Assignment 1

Dates and rules.

This assignment is for groups of 2 students. Student groups must be registered by October 18.

All students should try to find assignment partners by October 18. Use the tutorial class hangouts if you need to find a partner

.

Students who are unable to find a partner will not register a group and can submit the assignment alone

.

The assignment can be submitted between October 19 and October 24.

The deadline for submitting the assignment is October 24, 23:59.

There is an additional tolerance of 48 hours for solving any problems with your submission. This period should be used exclusively for this purpose. No submissions will be accepted after 23:59 of October 26.

You must submit a zip file containing, at least, these four files, named exactly as specified (names are case-sensitive):

TP1.txt
This is the questions and answers file.
TP1.py
This is a Python 3.x script that can be used to run your assignment.
LR.png
The plot of training and cross-validation errors for the C parameter of the Logistic Regression classifier.
NB.png
The plot of training and cross-validation errors for the KDE kernel width of your implementation of the Naïve Bayes classifier.

Optionally, you can include other python modules if you wish to separate your code into several files.

Objective

The goal of this assignment is to parametrize, fit and compare Logistic Regression and Naive Bayes classifiers. The data set is inspired on the banknote authentication problem in the UCI machine learning repository, but the data was adapted for this assignment. You can download the data files from here:

TP1_train.tsv
This is the training data set. Use this to optimize parameters and train the classifiers.
TP1_test.tsv
This is the test set for estimating the true error and comparing the final classifiers.
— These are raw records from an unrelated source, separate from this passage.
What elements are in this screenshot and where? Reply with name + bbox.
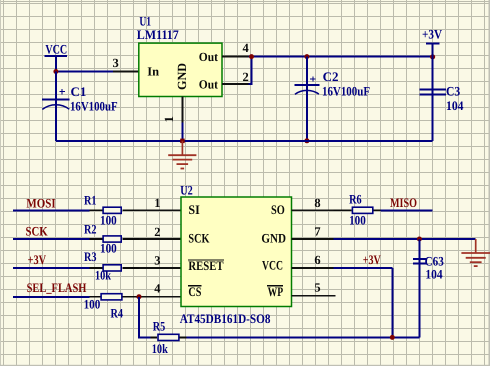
ground symbol (top) — [168, 141, 196, 169]
wire R3 to pin3 — [123, 267, 140, 269]
svg-text:MOSI: MOSI — [26, 196, 55, 211]
svg-text:10k: 10k — [95, 267, 112, 282]
pin 2 of U1 — [222, 83, 249, 85]
svg-text:+3V: +3V — [28, 252, 47, 267]
svg-text:+3V: +3V — [363, 252, 381, 267]
junction SEL_FLASH/R5 branch — [137, 294, 142, 299]
svg-text:SEL_FLASH: SEL_FLASH — [27, 280, 87, 295]
svg-text:4: 4 — [243, 41, 250, 55]
resistor R3 — [84, 249, 121, 282]
svg-text:R2: R2 — [84, 222, 97, 237]
pin 3 of U2 — [140, 267, 182, 269]
wire +3V rail (top) — [249, 56, 433, 58]
power port VCC — [45, 41, 68, 71]
wire R4 to pin4 — [123, 296, 137, 298]
svg-text:C3: C3 — [446, 84, 461, 99]
resistor R6 — [349, 192, 373, 228]
sheet right edge — [489, 0, 490, 366]
capacitor C1 — [42, 72, 117, 141]
junction ground bus/C2 — [304, 138, 309, 143]
svg-text:VCC: VCC — [262, 258, 283, 273]
svg-text:R1: R1 — [84, 192, 97, 207]
flash chip U2 — [180, 182, 292, 326]
svg-text:8: 8 — [314, 196, 320, 210]
svg-text:U2: U2 — [180, 182, 193, 197]
svg-text:In: In — [147, 64, 159, 78]
svg-text:5: 5 — [314, 281, 320, 295]
capacitor C3 — [419, 57, 464, 141]
svg-text:GND: GND — [261, 231, 286, 246]
svg-text:100: 100 — [84, 296, 101, 311]
svg-text:4: 4 — [154, 282, 161, 296]
resistor R2 — [84, 222, 121, 256]
sheet left edge — [0, 0, 1, 366]
wire U1 pin2 up to rail — [249, 57, 252, 84]
svg-text:100: 100 — [349, 212, 366, 227]
junction rail/pin2 — [249, 54, 254, 59]
svg-text:SI: SI — [188, 202, 199, 217]
pin 1 of U2 — [140, 209, 182, 211]
svg-text:100: 100 — [100, 240, 117, 255]
junction rail/C2 — [304, 54, 309, 59]
svg-text:3: 3 — [154, 253, 160, 267]
wire branch down to R5 — [139, 297, 150, 338]
wire +3V drop down — [391, 268, 393, 338]
svg-text:C1: C1 — [71, 84, 87, 99]
wire R6 to MISO — [374, 209, 381, 211]
svg-text:LM1117: LM1117 — [137, 27, 179, 42]
svg-text:10k: 10k — [152, 341, 169, 356]
svg-text:3: 3 — [113, 56, 119, 70]
wire SEL_FLASH — [13, 296, 90, 298]
power port +3V (top right) — [422, 27, 443, 57]
svg-text:104: 104 — [425, 267, 443, 282]
svg-text:SO: SO — [271, 202, 285, 217]
capacitor C63 — [413, 239, 444, 337]
wire R1 to pin1 — [123, 209, 140, 211]
svg-text:Out: Out — [199, 78, 219, 92]
svg-text:2: 2 — [243, 70, 249, 84]
ground bus wire — [56, 140, 433, 142]
svg-text:+3V: +3V — [422, 27, 443, 42]
pin 6 of U2 — [292, 267, 334, 269]
svg-text:6: 6 — [314, 253, 320, 267]
wire SCK — [13, 238, 90, 240]
svg-text:1: 1 — [162, 116, 176, 122]
svg-text:AT45DB161D-SO8: AT45DB161D-SO8 — [180, 311, 271, 326]
resistor R5 — [152, 319, 179, 357]
wire pin6 to +3V drop — [334, 267, 393, 269]
wire pin7 to ground — [334, 238, 476, 240]
junction pin7/C63 — [417, 237, 422, 242]
wire R2 to pin2 — [123, 238, 140, 240]
svg-text:100: 100 — [100, 213, 117, 228]
svg-text:7: 7 — [314, 225, 320, 239]
pin 3 of U1 — [113, 71, 139, 73]
wire +3V row — [13, 267, 90, 269]
junction +3V/R5 wire — [390, 335, 395, 340]
ground symbol (right) — [461, 239, 490, 266]
pin 4 of U1 — [222, 56, 249, 58]
wire R5 to C63 bottom — [180, 336, 187, 338]
wire pin8 to R6 — [334, 209, 352, 211]
pin 4 of U2 — [140, 296, 182, 298]
svg-text:16V100uF: 16V100uF — [70, 99, 118, 114]
svg-text:R4: R4 — [111, 305, 124, 320]
svg-text:SCK: SCK — [188, 231, 210, 246]
pin 5 of U2 — [292, 295, 336, 297]
wire U1 pin1 to ground bus — [181, 123, 183, 141]
svg-text:R3: R3 — [84, 249, 97, 264]
svg-text:Out: Out — [199, 50, 219, 64]
junction bus/U1 gnd — [180, 139, 185, 144]
svg-text:GND: GND — [175, 63, 189, 90]
svg-text:VCC: VCC — [45, 41, 67, 56]
wire VCC node to U1 In — [56, 71, 113, 73]
junction rail/+3V — [430, 54, 435, 59]
capacitor C2 — [295, 57, 370, 141]
svg-text:16V100uF: 16V100uF — [322, 84, 370, 99]
sheet bottom edge — [0, 365, 490, 366]
pin 7 of U2 — [292, 238, 334, 240]
pin 2 of U2 — [140, 238, 182, 240]
regulator U1 — [137, 13, 222, 96]
resistor R1 — [84, 192, 121, 227]
svg-text:C2: C2 — [323, 69, 339, 84]
svg-text:1: 1 — [154, 196, 160, 210]
svg-text:104: 104 — [446, 98, 464, 113]
svg-text:2: 2 — [154, 225, 160, 239]
svg-text:SCK: SCK — [26, 224, 49, 239]
pin 1 of U1 — [181, 97, 183, 123]
junction VCC node — [53, 69, 58, 74]
wire MOSI — [13, 209, 90, 211]
resistor R4 — [84, 294, 124, 321]
svg-text:MISO: MISO — [390, 195, 417, 210]
svg-text:R5: R5 — [153, 319, 166, 334]
pin 8 of U2 — [292, 209, 334, 211]
svg-text:R6: R6 — [349, 192, 362, 207]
The first classifier to use is Logistic Regression. Use the LogisticRegression class from sklearn.linear_model. You need to find the best value for the regularization parameter C.

You must implement your own Naïve Bayes classifier using Kernel Density Estimation for the probability distributions of the feature values. For this, you can use any code from the lectures, lecture notes and tutorials in this course that you find useful. Also, use the KernelDensity class from sklearn.neighbors.kde for the density estimation.

You will need to find the optimum value for the bandwitdh parameter of the kernel density estimators you will use. Use the training set provided in the TP1_train.tsv for this.

The last classifier will be the Gaussian Naïve Bayes classifier in the sklearn.naive_bayes.GaussianNB class. You do not need to adjust parameters for this classifier

Finally, compare the performance of the three classifiers, identify the best one and discuss if it is significantly better than the others.

The data are available on .tsv files where each line corresponds to a bank note and the five values, separated by commas, are, in order, the four features (variance, skewness and curtosis of Wavelet Transformed image and the entropy of the bank note image) and the class label, an integer with values 0 for real bank notes and 1 for fake bank notes.

In addition to the code, you must include two plots with the training and cross-validation errors for the optimization of the regularization parameter for Logistic Regression (this plot must be named LR.png) and the bandwidth parameter of your classifier (this plot must be named NB.png). These plots should have a legend identifying which line corresponds to which error.

Furthermore, you must also answer a set of questions about this assignment. The question files are available here (choose one only). Right-click the links and save the chosen file locally. You must include the file with your answers in the zip file when submitting the assignment.

Guidelines for the implementation (NOTE: Updated on 2019-10-10)

These are suggestions to help you understand what is required in this assignment. This section may be updated to clarify questions that arise during the assignment.

  • Process the data correctly, including randomizing the order of the data points and standardizing the values.
  • Determine the parameters with cross validation on the training set, leaving the test set for the final comparisons.
  • Use the same bandwidth value for all the Kernel Density Estimators in each instance of your Naïve Bayes classifier, and try values from 0.02 to 0.6 with a step of 0.02 for the bandwidth.
  • Use the default kernel ('gaussian') for the Kernel Density Estimators.
  • To optimize the C parameter of the Logistic Regression try values ranging from 10-2 through 1012 with an exponential scale (i.e. 10-2, 10-1, ..., 1011, 1012)
  • When splitting your data for cross validation use stratified sampling.
  • Use 5 folds for cross validation
  • Use the fraction of incorrect classifications as the measure of the error. This is equal to 1-accuracy, and the accuracy can be obtained with the score method of the classifiers provided by the Scikit-learn library.
  • For your Naïve Bayes classifier, you can implement your own measure of the accuracy or use the accuracy_score function in the metrics module if you find it useful.
  • For comparing the classifiers, use the approximate normal test and McNemar's test, both with a 95% confidence interval

Note on plagiarism

Plagiarism is any attempt to make someone seem the author of some work which is not really theirs. Plagiarism breaks the necessary trust for fair evaluation and any student submitting plagiarized work or helping others submit plagiarized work will fail the course immediately. If you rely on material other than what was provided in this course you must identify it and credit your sources.

Also note that you will be graded on the work you actually did, so even if you avoid plagiarism by crediting your sources you still need to do your own implementation.